Oxidation of ketones involves carbon-carbon bond cleavage. Name the products formed on the oxidation of $2,5-$dimethylhexan$-3-$one.

(N/A) According to Popoff's rule,the oxidation of an unsymmetrical ketone occurs by the cleavage of the $C-C$ bond on either side of the carbonyl group,such that the smaller alkyl group stays with the carbonyl carbon.
For $2,5-$dimethylhexan$-3-$one $(CH_3-CH(CH_3)-CO-CH_2-CH(CH_3)-CH_3)$,cleavage can occur in two ways:
$1$. Cleavage between $C_2$ and $C_3$: This yields $2-$methylpropanoic acid $(CH_3-CH(CH_3)-COOH)$ and $2-$methylpropanoic acid $(CH_3-CH(CH_3)-COOH)$.

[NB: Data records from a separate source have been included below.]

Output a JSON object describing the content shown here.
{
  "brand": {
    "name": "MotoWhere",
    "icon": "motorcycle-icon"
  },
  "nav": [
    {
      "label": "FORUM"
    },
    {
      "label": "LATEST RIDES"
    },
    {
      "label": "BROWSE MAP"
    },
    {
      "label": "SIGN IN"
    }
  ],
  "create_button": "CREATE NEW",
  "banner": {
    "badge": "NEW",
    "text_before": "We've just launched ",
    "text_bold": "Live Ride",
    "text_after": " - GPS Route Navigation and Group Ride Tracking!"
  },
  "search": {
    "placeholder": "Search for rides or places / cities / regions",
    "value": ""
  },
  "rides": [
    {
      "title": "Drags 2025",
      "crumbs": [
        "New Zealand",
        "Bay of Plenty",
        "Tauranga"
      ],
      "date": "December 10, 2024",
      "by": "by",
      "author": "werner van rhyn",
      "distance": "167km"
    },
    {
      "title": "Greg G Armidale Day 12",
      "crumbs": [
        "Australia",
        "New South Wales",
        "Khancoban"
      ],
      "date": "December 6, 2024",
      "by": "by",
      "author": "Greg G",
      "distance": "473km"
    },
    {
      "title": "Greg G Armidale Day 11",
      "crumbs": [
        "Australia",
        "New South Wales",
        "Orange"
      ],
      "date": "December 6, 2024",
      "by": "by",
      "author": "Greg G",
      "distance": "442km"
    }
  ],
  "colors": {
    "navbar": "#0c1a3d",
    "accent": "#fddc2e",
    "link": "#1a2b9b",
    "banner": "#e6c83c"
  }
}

$2$. Cleavage between $C_3$ and $C_4$: This yields $3-$methylbutanoic acid $(CH_3-CH(CH_3)-CH_2-COOH)$ and propan$-2-$one $(CH_3-CO-CH_3)$.
Propan$-2-$one can undergo further oxidation to form ethanoic acid $(CH_3COOH)$ and methanoic acid $(HCOOH)$,which eventually oxidizes to $CO_2$ and $H_2O$.